Vino in lattina, voi lo berreste? La nuova Apocalisse di Francis Ford Coppola è il vino in lattina. Non abbiamo ancora finito di digerire il vino in cartone, non abbiamo ancora accettato i tappi a vite, che ci arriva sul gargarozzo una nuova tegola: Coppola, come ci racconta il Corriere, punta tutto o quasi sul suo vino in lattina, che ha presentato al ProWein, suscitando grande soddisfazione.
Ma che vino finisce nei contenitori d’alluminio finora buoni solo per bevande zuccherate d’ogni tipo e al limite per la birra? Lui ci mette anche il Pinot nero, per dare un ulteriore schiaffo allo snobismo intellettuale degli amanti del vitigno francese.
Il sommelier della Coppola Winery spiega: “Siamo stati i primi a usare questo formato”. Sarà, ma in Italia ci sono già altri esperimenti simili. Giacobazzi, per esempio. Il produttore di Lambrusco già nel 1978 presentò domanda per confezionare il vino in contenitori alternativi. Nel 1982 venne accolta. E da allora si può. Solo che all’inizio il decreto prevedeva che si potesse mettere in lattina solo il vino fermo. A quel punto una serie di produttori cominciarono a metterlo in lattina: tra gli altri Cavicchioli, Medici e Folonari. L’anno successivo arrivò l’8 e mezzo di Giacobazzi, non un Lambrusco, ma un vino frizzante. Perché allora non si poteva mettere sull’etichetta della lattina la denominazione. Il vino finì perfino in tv, da Mike Bongiorno, a Flash.

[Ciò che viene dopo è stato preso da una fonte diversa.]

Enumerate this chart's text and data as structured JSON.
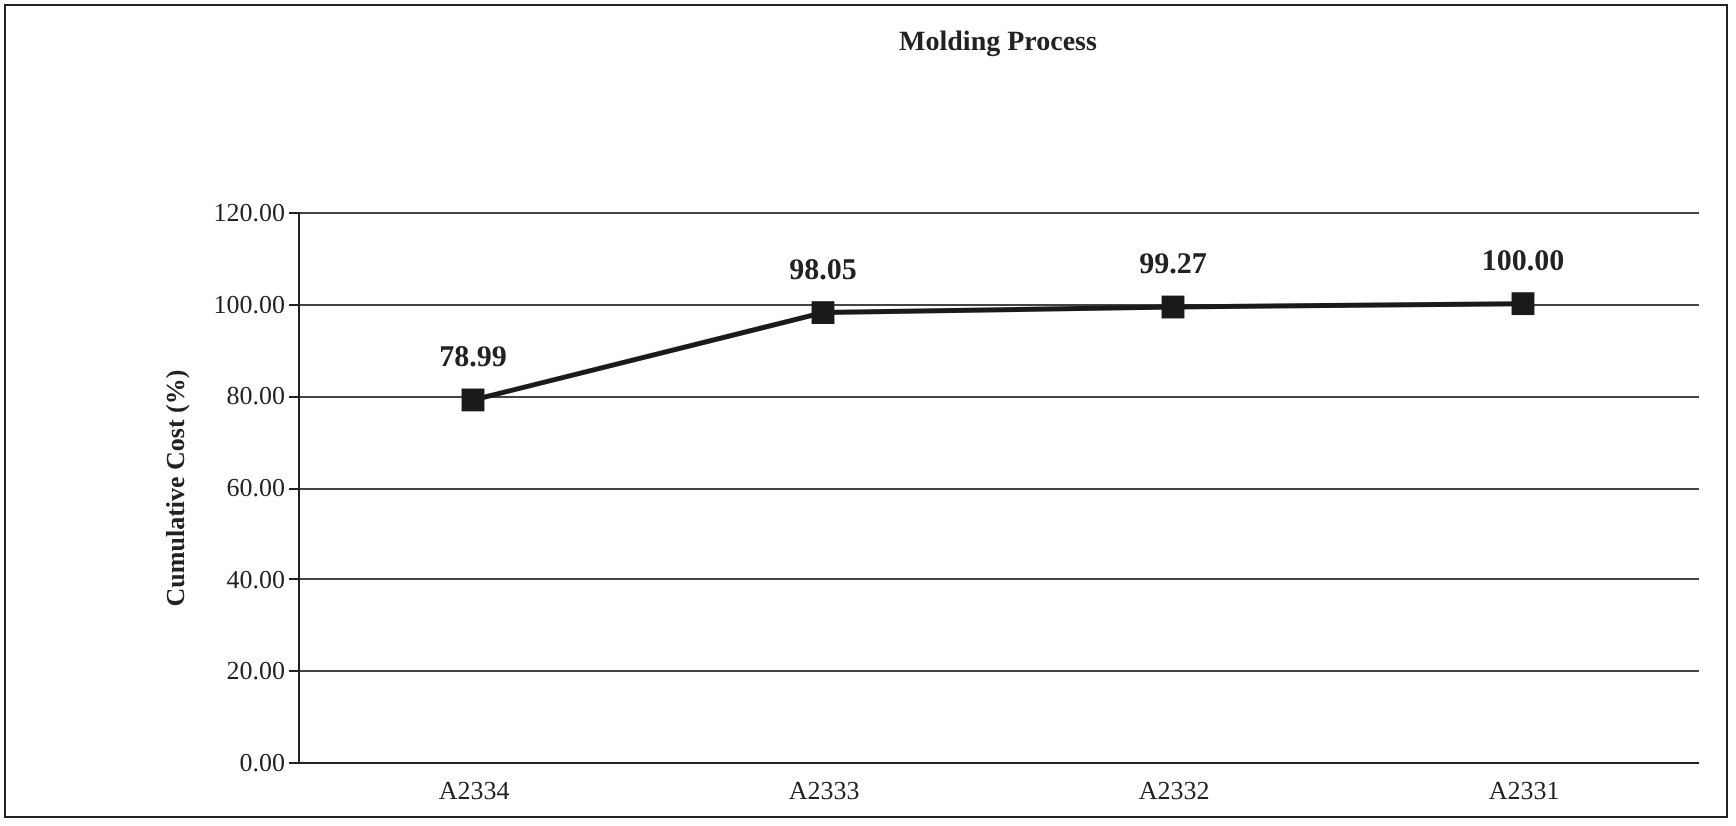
{
  "chart_data": {
    "type": "line",
    "title": "Molding Process",
    "ylabel": "Cumulative Cost (%)",
    "categories": [
      "A2334",
      "A2333",
      "A2332",
      "A2331"
    ],
    "series": [
      {
        "color": "#1a1a1a",
        "values": [
          78.99,
          98.05,
          99.27,
          100.0
        ],
        "value_labels": [
          "78.99",
          "98.05",
          "99.27",
          "100.00"
        ]
      }
    ],
    "ylim": [
      0,
      120
    ],
    "yticks": [
      {
        "value": 0,
        "label": "0.00"
      },
      {
        "value": 20,
        "label": "20.00"
      },
      {
        "value": 40,
        "label": "40.00"
      },
      {
        "value": 60,
        "label": "60.00"
      },
      {
        "value": 80,
        "label": "80.00"
      },
      {
        "value": 100,
        "label": "100.00"
      },
      {
        "value": 120,
        "label": "120.00"
      }
    ],
    "grid": "y",
    "marker": "square",
    "line_style": "solid",
    "legend": false
  }
}
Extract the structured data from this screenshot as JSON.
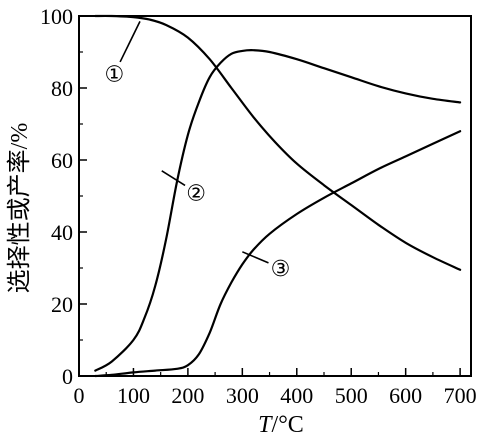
{
  "chart_data": {
    "type": "line",
    "ylabel": "选择性或产率/%",
    "xlabel_var": "T",
    "xlabel_unit": "/°C",
    "xlim": [
      0,
      720
    ],
    "ylim": [
      0,
      100
    ],
    "xticks": [
      0,
      100,
      200,
      300,
      400,
      500,
      600,
      700
    ],
    "yticks": [
      0,
      20,
      40,
      60,
      80,
      100
    ],
    "grid": false,
    "series": [
      {
        "name": "①",
        "x": [
          30,
          60,
          100,
          130,
          160,
          200,
          240,
          280,
          320,
          360,
          400,
          450,
          500,
          550,
          600,
          650,
          700
        ],
        "values": [
          100,
          100,
          99.7,
          99,
          97.5,
          94,
          88,
          80,
          72,
          65,
          59,
          53,
          47.5,
          42,
          37,
          33,
          29.5
        ]
      },
      {
        "name": "②",
        "x": [
          30,
          60,
          100,
          120,
          140,
          160,
          180,
          200,
          220,
          240,
          260,
          280,
          300,
          320,
          350,
          400,
          450,
          500,
          550,
          600,
          650,
          700
        ],
        "values": [
          1.5,
          4,
          10,
          16,
          25,
          38,
          54,
          67,
          76,
          83,
          87,
          89.5,
          90.3,
          90.5,
          90,
          88,
          85.5,
          83,
          80.5,
          78.5,
          77,
          76
        ]
      },
      {
        "name": "③",
        "x": [
          30,
          60,
          100,
          140,
          180,
          200,
          220,
          240,
          260,
          280,
          300,
          320,
          350,
          400,
          450,
          500,
          550,
          600,
          650,
          700
        ],
        "values": [
          0,
          0.3,
          1,
          1.5,
          2,
          3,
          6,
          12,
          20,
          26,
          31,
          35,
          39.5,
          45,
          49.5,
          53.5,
          57.5,
          61,
          64.5,
          68
        ]
      }
    ],
    "annotations": [
      {
        "label": "①",
        "pointer_x": 112,
        "pointer_y": 98.5,
        "label_x": 65,
        "label_y": 84
      },
      {
        "label": "②",
        "pointer_x": 152,
        "pointer_y": 57,
        "label_x": 215,
        "label_y": 51
      },
      {
        "label": "③",
        "pointer_x": 300,
        "pointer_y": 34.5,
        "label_x": 370,
        "label_y": 30
      }
    ]
  }
}
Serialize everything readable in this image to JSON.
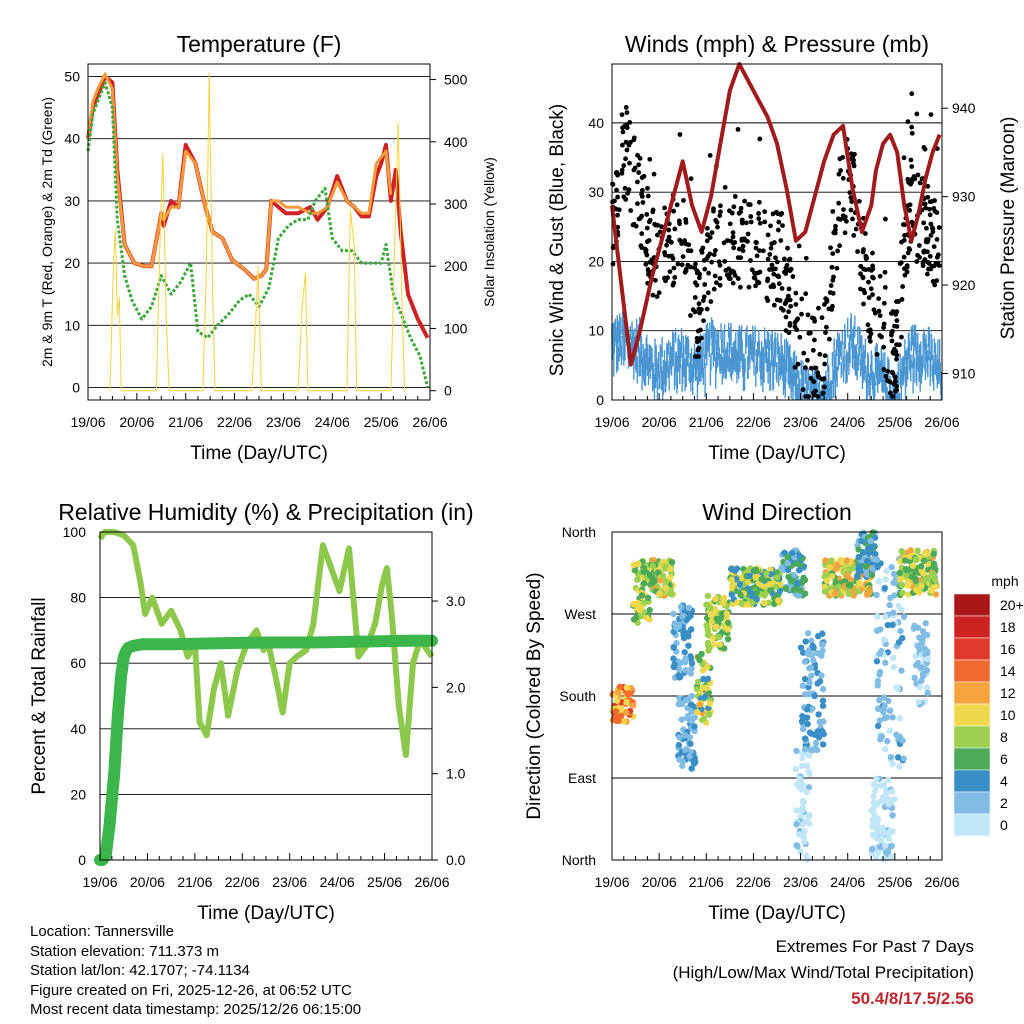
{
  "colors": {
    "red": "#cc2222",
    "orange": "#f59a3a",
    "green_td": "#3aa83a",
    "yellow": "#f5d33a",
    "black": "#000000",
    "blue": "#4a96d2",
    "maroon": "#a01c1c",
    "rh_green": "#8cc84b",
    "rain_green": "#3cb54a",
    "extremes": "#c0272d"
  },
  "info": {
    "location": "Location: Tannersville",
    "elevation": "Station elevation: 711.373 m",
    "latlon": "Station lat/lon: 42.1707; -74.1134",
    "created": "Figure created on Fri, 2025-12-26, at 06:52 UTC",
    "latest": "Most recent data timestamp: 2025/12/26 06:15:00"
  },
  "extremes": {
    "title": "Extremes For Past 7 Days",
    "subtitle": "(High/Low/Max Wind/Total Precipitation)",
    "values": "50.4/8/17.5/2.56"
  },
  "chart_data": [
    {
      "id": "temperature",
      "type": "line",
      "title": "Temperature (F)",
      "xlabel": "Time (Day/UTC)",
      "ylabel": "2m & 9m T (Red, Orange) & 2m Td (Green)",
      "y2label": "Solar Insolation (Yellow)",
      "xticks": [
        "19/06",
        "20/06",
        "21/06",
        "22/06",
        "23/06",
        "24/06",
        "25/06",
        "26/06"
      ],
      "xlim": [
        0,
        7
      ],
      "ylim": [
        -2,
        52
      ],
      "yticks": [
        0,
        10,
        20,
        30,
        40,
        50
      ],
      "grid": true,
      "y2lim": [
        -15,
        525
      ],
      "y2ticks": [
        0,
        100,
        200,
        300,
        400,
        500
      ],
      "series": [
        {
          "name": "2m T",
          "color": "red",
          "width": 4,
          "x": [
            0,
            0.1,
            0.2,
            0.35,
            0.5,
            0.6,
            0.75,
            0.95,
            1.15,
            1.3,
            1.5,
            1.55,
            1.7,
            1.85,
            2.0,
            2.2,
            2.4,
            2.55,
            2.75,
            2.95,
            3.2,
            3.4,
            3.55,
            3.65,
            3.75,
            3.9,
            4.05,
            4.3,
            4.55,
            4.7,
            4.9,
            5.1,
            5.3,
            5.45,
            5.6,
            5.75,
            5.9,
            6.0,
            6.1,
            6.2,
            6.3,
            6.4,
            6.55,
            6.75,
            6.95
          ],
          "y": [
            40,
            45,
            47,
            50,
            49,
            35,
            23,
            20,
            19.5,
            19.5,
            28,
            26,
            30,
            29,
            39,
            36,
            29,
            25,
            24,
            20.5,
            19,
            17.5,
            18,
            19,
            30,
            29,
            28,
            28,
            29,
            27,
            29,
            34,
            30,
            29,
            27.5,
            27.5,
            34,
            36,
            39,
            30,
            35,
            25,
            15,
            11,
            8
          ]
        },
        {
          "name": "9m T",
          "color": "orange",
          "width": 3,
          "x": [
            0,
            0.1,
            0.2,
            0.35,
            0.5,
            0.6,
            0.75,
            0.95,
            1.15,
            1.3,
            1.5,
            1.55,
            1.7,
            1.85,
            2.0,
            2.2,
            2.4,
            2.55,
            2.75,
            2.95,
            3.2,
            3.4,
            3.55,
            3.65,
            3.75,
            3.9,
            4.05,
            4.3,
            4.55,
            4.7,
            4.9,
            5.1,
            5.3,
            5.45,
            5.6,
            5.75,
            5.9,
            6.0,
            6.1,
            6.2
          ],
          "y": [
            40,
            46,
            48,
            50.4,
            48,
            34,
            23,
            20,
            19.5,
            19.5,
            28,
            27,
            29,
            29,
            38,
            36,
            29,
            25,
            24,
            20.5,
            19,
            17.5,
            18,
            19,
            30,
            30,
            29,
            29,
            28,
            28,
            29,
            33,
            30,
            29,
            28,
            28,
            36,
            37,
            38,
            31
          ]
        },
        {
          "name": "2m Td",
          "color": "green_td",
          "width": 3,
          "dashed": true,
          "x": [
            0,
            0.1,
            0.2,
            0.35,
            0.5,
            0.6,
            0.75,
            0.9,
            1.1,
            1.3,
            1.5,
            1.7,
            1.9,
            2.1,
            2.25,
            2.45,
            2.65,
            2.9,
            3.1,
            3.3,
            3.5,
            3.7,
            3.9,
            4.1,
            4.3,
            4.5,
            4.65,
            4.85,
            5.0,
            5.2,
            5.4,
            5.6,
            5.8,
            6.0,
            6.1,
            6.25,
            6.4,
            6.6,
            6.8,
            6.95
          ],
          "y": [
            38,
            44,
            46,
            49,
            45,
            27,
            18,
            14,
            11,
            13,
            18,
            15,
            17,
            20,
            9,
            8,
            10,
            12,
            14,
            15,
            13,
            16,
            24,
            26,
            27,
            27,
            30,
            32,
            24,
            22,
            22,
            20,
            20,
            20,
            23,
            15,
            12,
            8,
            5,
            0
          ]
        },
        {
          "name": "Solar Insolation",
          "color": "yellow",
          "width": 1,
          "axis": "y2",
          "x": [
            0.45,
            0.52,
            0.56,
            0.6,
            0.64,
            0.68,
            0.75,
            1.4,
            1.47,
            1.53,
            1.6,
            1.66,
            2.35,
            2.42,
            2.48,
            2.55,
            2.6,
            3.35,
            3.42,
            3.48,
            3.55,
            4.3,
            4.38,
            4.45,
            4.5,
            5.3,
            5.37,
            5.45,
            5.5,
            6.2,
            6.3,
            6.35,
            6.42,
            6.48
          ],
          "y": [
            0,
            200,
            260,
            120,
            150,
            0,
            0,
            0,
            230,
            380,
            120,
            0,
            0,
            180,
            510,
            160,
            0,
            0,
            90,
            200,
            0,
            0,
            130,
            190,
            0,
            0,
            290,
            230,
            0,
            0,
            300,
            430,
            160,
            0
          ]
        }
      ]
    },
    {
      "id": "winds",
      "type": "scatter",
      "title": "Winds (mph) & Pressure (mb)",
      "xlabel": "Time (Day/UTC)",
      "ylabel": "Sonic Wind & Gust (Blue, Black)",
      "y2label": "Station Pressure (Maroon)",
      "xticks": [
        "19/06",
        "20/06",
        "21/06",
        "22/06",
        "23/06",
        "24/06",
        "25/06",
        "26/06"
      ],
      "xlim": [
        0,
        7
      ],
      "ylim": [
        0,
        48.5
      ],
      "yticks": [
        0,
        10,
        20,
        30,
        40
      ],
      "grid": true,
      "y2lim": [
        907,
        945
      ],
      "y2ticks": [
        910,
        920,
        930,
        940
      ],
      "gust_envelope": {
        "x": [
          0,
          0.3,
          0.6,
          0.9,
          1.2,
          1.5,
          1.8,
          2.1,
          2.4,
          2.7,
          3.0,
          3.3,
          3.6,
          3.9,
          4.2,
          4.5,
          4.8,
          5.1,
          5.4,
          5.7,
          6.0,
          6.3,
          6.6,
          6.9
        ],
        "y": [
          25,
          36,
          28,
          20,
          22,
          24,
          12,
          20,
          25,
          22,
          22,
          21,
          20,
          10,
          5,
          8,
          28,
          31,
          16,
          12,
          5,
          28,
          26,
          23
        ]
      },
      "wind_envelope": {
        "x": [
          0,
          0.3,
          0.6,
          0.9,
          1.2,
          1.5,
          1.8,
          2.1,
          2.4,
          2.7,
          3.0,
          3.3,
          3.6,
          3.9,
          4.2,
          4.5,
          4.8,
          5.1,
          5.4,
          5.7,
          6.0,
          6.3,
          6.6,
          6.9
        ],
        "y": [
          10,
          10,
          9,
          6,
          7,
          8,
          6,
          9,
          9,
          8,
          8,
          8,
          7,
          4,
          2,
          3,
          8,
          10,
          6,
          5,
          2,
          8,
          9,
          6
        ]
      },
      "pressure": {
        "x": [
          0,
          0.2,
          0.4,
          0.6,
          0.85,
          1.1,
          1.3,
          1.5,
          1.7,
          1.9,
          2.1,
          2.3,
          2.5,
          2.7,
          2.9,
          3.1,
          3.3,
          3.5,
          3.7,
          3.9,
          4.1,
          4.3,
          4.5,
          4.7,
          4.9,
          5.1,
          5.3,
          5.5,
          5.6,
          5.75,
          5.9,
          6.05,
          6.2,
          6.35,
          6.5,
          6.65,
          6.8,
          6.95
        ],
        "y": [
          929,
          920,
          911,
          915,
          921,
          926,
          930,
          934,
          929,
          926,
          930,
          936,
          942,
          945,
          943,
          941,
          939,
          936,
          931,
          925,
          926,
          930,
          934,
          937,
          938,
          931,
          926,
          929,
          933,
          936,
          937,
          935,
          929,
          925,
          928,
          932,
          935,
          937
        ]
      }
    },
    {
      "id": "humidity",
      "type": "line",
      "title": "Relative Humidity (%) & Precipitation (in)",
      "xlabel": "Time (Day/UTC)",
      "ylabel": "Percent & Total Rainfall",
      "xticks": [
        "19/06",
        "20/06",
        "21/06",
        "22/06",
        "23/06",
        "24/06",
        "25/06",
        "26/06"
      ],
      "xlim": [
        0,
        7
      ],
      "ylim": [
        0,
        100
      ],
      "yticks": [
        0,
        20,
        40,
        60,
        80,
        100
      ],
      "grid": true,
      "y2lim": [
        0,
        3.8
      ],
      "y2ticks": [
        "0.0",
        "1.0",
        "2.0",
        "3.0"
      ],
      "series": [
        {
          "name": "Relative Humidity",
          "color": "rh_green",
          "width": 6,
          "x": [
            0,
            0.1,
            0.3,
            0.5,
            0.7,
            0.85,
            0.95,
            1.1,
            1.3,
            1.5,
            1.7,
            1.85,
            2.0,
            2.1,
            2.25,
            2.4,
            2.55,
            2.7,
            2.9,
            3.1,
            3.3,
            3.45,
            3.55,
            3.7,
            3.85,
            4.0,
            4.15,
            4.35,
            4.5,
            4.7,
            4.85,
            5.05,
            5.25,
            5.45,
            5.65,
            5.8,
            5.95,
            6.05,
            6.15,
            6.3,
            6.45,
            6.6,
            6.75,
            6.9,
            7.0
          ],
          "y": [
            98,
            100,
            100,
            99,
            96,
            85,
            75,
            80,
            72,
            76,
            70,
            62,
            66,
            42,
            38,
            52,
            60,
            44,
            58,
            66,
            70,
            64,
            66,
            56,
            45,
            60,
            62,
            64,
            72,
            96,
            90,
            82,
            95,
            62,
            66,
            72,
            84,
            89,
            75,
            47,
            32,
            60,
            67,
            64,
            62
          ]
        },
        {
          "name": "Total Rainfall",
          "color": "rain_green",
          "width": 12,
          "x": [
            0,
            0.05,
            0.12,
            0.2,
            0.3,
            0.38,
            0.45,
            0.5,
            0.55,
            0.6,
            0.7,
            0.9,
            1.5,
            2.5,
            3.5,
            4.5,
            5.5,
            6.5,
            7.0
          ],
          "y": [
            0,
            0,
            0.05,
            0.4,
            1.0,
            1.7,
            2.15,
            2.35,
            2.42,
            2.46,
            2.48,
            2.5,
            2.5,
            2.51,
            2.52,
            2.52,
            2.53,
            2.54,
            2.54
          ]
        }
      ]
    },
    {
      "id": "wind_direction",
      "type": "scatter",
      "title": "Wind Direction",
      "xlabel": "Time (Day/UTC)",
      "ylabel": "Direction (Colored By Speed)",
      "xticks": [
        "19/06",
        "20/06",
        "21/06",
        "22/06",
        "23/06",
        "24/06",
        "25/06",
        "26/06"
      ],
      "xlim": [
        0,
        7
      ],
      "ylim": [
        0,
        360
      ],
      "yticks": [
        "North",
        "East",
        "South",
        "West",
        "North"
      ],
      "grid": true,
      "legend": {
        "title": "mph",
        "labels": [
          "20+",
          "18",
          "16",
          "14",
          "12",
          "10",
          "8",
          "6",
          "4",
          "2",
          "0"
        ]
      },
      "clusters": [
        {
          "x0": 0.0,
          "x1": 0.45,
          "d0": 150,
          "d1": 190,
          "s0": 10,
          "s1": 17
        },
        {
          "x0": 0.45,
          "x1": 0.8,
          "d0": 260,
          "d1": 330,
          "s0": 6,
          "s1": 12
        },
        {
          "x0": 0.8,
          "x1": 1.3,
          "d0": 290,
          "d1": 330,
          "s0": 6,
          "s1": 13
        },
        {
          "x0": 1.3,
          "x1": 1.7,
          "d0": 200,
          "d1": 280,
          "s0": 2,
          "s1": 6
        },
        {
          "x0": 1.4,
          "x1": 1.8,
          "d0": 100,
          "d1": 180,
          "s0": 2,
          "s1": 5
        },
        {
          "x0": 1.8,
          "x1": 2.1,
          "d0": 150,
          "d1": 230,
          "s0": 5,
          "s1": 13
        },
        {
          "x0": 2.0,
          "x1": 2.5,
          "d0": 230,
          "d1": 290,
          "s0": 6,
          "s1": 12
        },
        {
          "x0": 2.5,
          "x1": 3.6,
          "d0": 280,
          "d1": 320,
          "s0": 5,
          "s1": 12
        },
        {
          "x0": 3.6,
          "x1": 4.1,
          "d0": 290,
          "d1": 340,
          "s0": 3,
          "s1": 8
        },
        {
          "x0": 3.9,
          "x1": 4.2,
          "d0": 0,
          "d1": 120,
          "s0": 0,
          "s1": 3
        },
        {
          "x0": 4.0,
          "x1": 4.5,
          "d0": 120,
          "d1": 250,
          "s0": 2,
          "s1": 6
        },
        {
          "x0": 4.5,
          "x1": 5.5,
          "d0": 290,
          "d1": 330,
          "s0": 6,
          "s1": 14
        },
        {
          "x0": 5.2,
          "x1": 5.6,
          "d0": 310,
          "d1": 360,
          "s0": 3,
          "s1": 7
        },
        {
          "x0": 5.5,
          "x1": 6.0,
          "d0": 0,
          "d1": 90,
          "s0": 0,
          "s1": 3
        },
        {
          "x0": 5.6,
          "x1": 6.2,
          "d0": 100,
          "d1": 340,
          "s0": 1,
          "s1": 5
        },
        {
          "x0": 6.1,
          "x1": 6.9,
          "d0": 290,
          "d1": 340,
          "s0": 6,
          "s1": 13
        },
        {
          "x0": 6.4,
          "x1": 6.7,
          "d0": 170,
          "d1": 260,
          "s0": 1,
          "s1": 4
        }
      ]
    }
  ]
}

Poi, però, ostacoli burocratici rallentarono la diffusione, come racconta Giacobazzi: “Il permesso per confezionare il vino in lattina era provvisorio e rilasciato di anno in anno e durava solamente pochi mesi. Un gran peccato poiché l’idea della lattina, forse troppo pionieristica a qui tempi, venne invece cavalcata con successo dagli operatori stranieri, australiani e americani in particolare che oggi vengono elogiati come pionieri ed innovatori”.
Oggi, però, ci sono altri produttori italiani che già vendono vino in lattina: tra gli altri ci sono Donelli, che vende un Lambrusco, e Ciao Bologna. A questo punto, considerando che le lattine sono biodegradabili, facilmente trasportabili, poco costose, facilmente consumabili all’aperto, non è escluso che, come avviene in altre parti del mondo, il fenomeno esploda.